Unit: Infantry, Rank: First Sergeant ”Either we let him die slowly, or we put him out of his misery. Eventually, we put him out of his misery, and a D9 (armoured bulldozer) came over and dropped a mound of rubble on him and that was the end of it”

DC: “As PM, putting yourself in the shoes of the Israeli people, who want peace but have to put up with these indiscriminate attacks – that reinforces to me the importance of standing by Israel and Israel’s right to defend itself.” said Mr. Cameron in an interview with The Jewish Chronicle.

First sergeant, Infantry, Northern Gaza Strip: “We fired ridiculous amounts of fire, lots of it, and relatively speaking our fire was nothing. We had spike missiles (guided antitank missiles) and artillery, and there were three tanks with us at all times — and another two D9s (armoured bulldozers). I don’t know how they pulled it off, the D9 operators didn’t rest for a second. Nonstop, as if they were playing in a sandbox. Driving back and forth, back and forth, razing another house, another street. And at some point there was no trace left of that street. It was hard to imagine there even used to be a street there at all.”

DC: “Because Israel is trying defend against indiscriminate attacks, while trying to stop the attackers – and there’s such a difference between that and the nature of the indiscriminate attacks that Israel receives. I feel that very clearly. I’ve seen it very clearly as Prime Minister and I think it’s important to speak out about it.

First sergeant, Armoured Corps, location not given: “We were firing purposelessly all day long. Hamas was nowhere to be seen — it’s not like they stood up on some roof for you holding a sign that says, ‘We are Hamas militants.’ You have no idea what’s going on, and because you don’t, your human nature is to be scared and ‘over’ defensive, so you ‘overshoot.’”

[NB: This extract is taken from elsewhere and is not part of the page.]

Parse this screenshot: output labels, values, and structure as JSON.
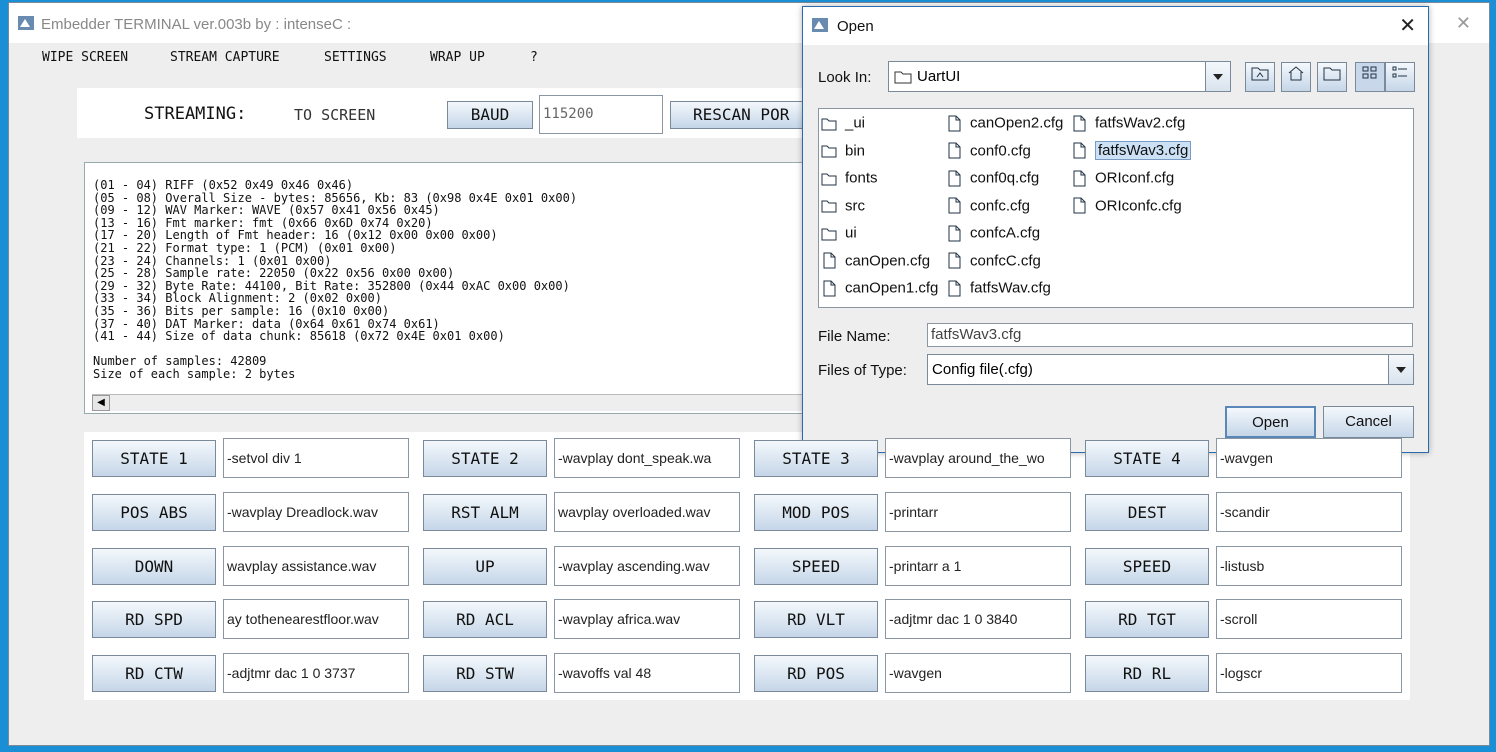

 DC: “Obviously we regret the loss of life wherever it takes place, but I do think there’s an important difference – as Prime Minister Netanyahu put it: Israel uses its weapons to defend its people and Hamas uses its people to defend its weapons.”

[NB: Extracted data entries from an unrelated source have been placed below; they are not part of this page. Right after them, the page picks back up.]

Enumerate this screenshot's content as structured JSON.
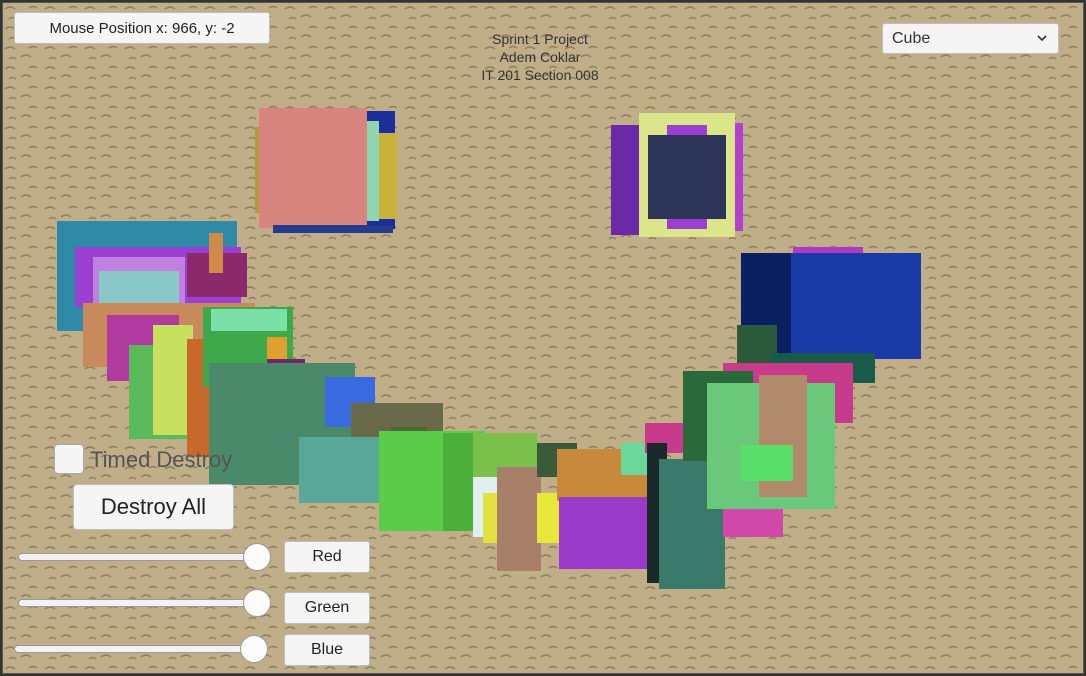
{
  "hud": {
    "mouse_position": "Mouse Position x: 966, y: -2",
    "header_lines": [
      "Sprint 1 Project",
      "Adem Coklar",
      "IT 201 Section 008"
    ],
    "shape_dropdown": {
      "selected": "Cube",
      "icon": "chevron-down-icon"
    },
    "timed_destroy": {
      "label": "Timed Destroy",
      "checked": false
    },
    "destroy_all_label": "Destroy All",
    "sliders": [
      {
        "label": "Red",
        "value": 1.0
      },
      {
        "label": "Green",
        "value": 1.0
      },
      {
        "label": "Blue",
        "value": 1.0
      }
    ]
  },
  "colors": {
    "floor": "#bfae88",
    "ui_background": "#f5f5f5"
  }
}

Unit: Infantry, Major. Location: Northern Gaza Strip; According to intelligence reports and military communications, you’re talking about a situation in which all the houses are classified as some type of hostile location. Are all the houses really hostile locations? I don’t know. Is it really possible to isolate one house inside a neighbourhood that’s just blocks upon blocks? I don’t know. I do know that the practical result was flattened areas where houses had once stood.

Did you see any ‘before and after’ aerial photos? Sure. Neighbourhoods erased. You know what joke was being told in the army at the time? The joke says that Palestinians only sing the chorus because they have no verses [houses] left. (in Hebrew, the word for verse is the same as the word for house)

When asked what would happen to the UK’s relationship with Israel if Labour forms a government, with support from the Scottish National Party (SNP), Cameron replied; “They seem to see some sort of equivalence between Israel defending itself and Hamas firing rockets indiscriminately into Israel. That’s completely wrong.”

The 50-day war on Gaza last summer saw 2,200 Palestinians killed. Despite Israel’s obligations under the Geneva Convention, 7 out of 10 who died were civilians according to the United Nations. The assault saw massive destruction to Palestinian towns and neighbourhoods with hundreds of houses completely destroyed. 66 Israeli soldiers and 6 civilians were also killed.